These are relatively good times for the nation’s top two newspapers, The New York Times and the Washington Post. As I wrote recently, both have snagged a series of scoops on the Trump administration in what is shaping up as an old-school newspaper war. Some are calling it a new golden age of journalism.
This journalistic excellence has paid off in more ways than one. Both papers were awarded hard-news Pulitzers for 2017: the Times for tough reporting on Vladimir Putin, the Post for digging into Trump’s charitable giving. And the aggressive newsgathering is also boosting the bottom line. Both papers reported spikes in digital subscriptions in the wake of Trump’s election, and both appear to be navigating the choppy waters of the 21st century news business relatively well. As newspaper analyst Craig Huber told the Times, “The only future for newspapers is at the high end of quality journalism. That and only that are what people are willing to pay for.”
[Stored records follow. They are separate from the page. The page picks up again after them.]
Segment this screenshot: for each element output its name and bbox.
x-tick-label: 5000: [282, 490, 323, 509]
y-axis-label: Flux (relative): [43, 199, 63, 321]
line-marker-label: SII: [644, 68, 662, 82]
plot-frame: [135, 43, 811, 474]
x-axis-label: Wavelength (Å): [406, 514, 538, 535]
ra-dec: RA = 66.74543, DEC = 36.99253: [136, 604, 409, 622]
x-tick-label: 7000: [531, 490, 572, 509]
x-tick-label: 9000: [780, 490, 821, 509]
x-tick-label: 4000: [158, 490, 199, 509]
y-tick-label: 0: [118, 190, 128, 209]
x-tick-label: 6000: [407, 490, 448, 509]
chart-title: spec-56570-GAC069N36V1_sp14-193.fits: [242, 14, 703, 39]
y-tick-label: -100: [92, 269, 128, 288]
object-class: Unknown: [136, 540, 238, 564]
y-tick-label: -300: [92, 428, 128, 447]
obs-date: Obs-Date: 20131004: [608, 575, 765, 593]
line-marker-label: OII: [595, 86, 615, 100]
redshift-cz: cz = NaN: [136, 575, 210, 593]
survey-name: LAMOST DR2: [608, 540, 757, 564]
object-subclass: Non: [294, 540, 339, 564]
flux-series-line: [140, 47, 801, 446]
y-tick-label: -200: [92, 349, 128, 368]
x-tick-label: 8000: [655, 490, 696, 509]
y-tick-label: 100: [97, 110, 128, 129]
Therein lies the problem for the rest of the country’s roughly 1,300 daily papers. Already weakened by the decades-old tumble in print circulation and advertising revenue, many small- and medium-sized local papers are also struggling to generate significant revenue from digital subscriptions and ads. The upshot of all this financial turmoil has been tens of thousands of layoffs at newsrooms nationwide in recent years.
At the same time, large newspaper chains have been gobbling up local papers, resulting in still more consolidations and layoffs. Recently I was visiting my brother in Milwaukee, where the city’s paper of record, the Journal Sentinel, was bought out by the Gannett chain. Over beers at a local pub, my brother complained about how the paper had gotten steadily thinner, with fewer local stories and more wire service copy. He was considering canceling his subscription.
Just days after I got back home to Pennsylvania came news that our local paper, the Bucks County Courier Times, had been bought by the Gatehouse Media conglomerate, ending nearly eight decades of local ownership by the Calkins family. Will this mean more layoffs in the Courier Times’ already thinned-out newsroom? I have no idea. But that’s what often happens when large chains snap up local papers.
All of which leads me back to the dilemma facing local papers: How can they do the kind of quality journalism that attracts paying readers when their newsrooms have been gutted, and when the reporters who are left are being asked to not just cover stories, but maintain blogs, shoot digital video and so on?
I don’t know the answer. I do know that the country needs strong local newspapers as much as it needs The New York Times and the Washington Post. And papers that continue to cut their newsrooms to the bone risk rendering themselves irrelevant.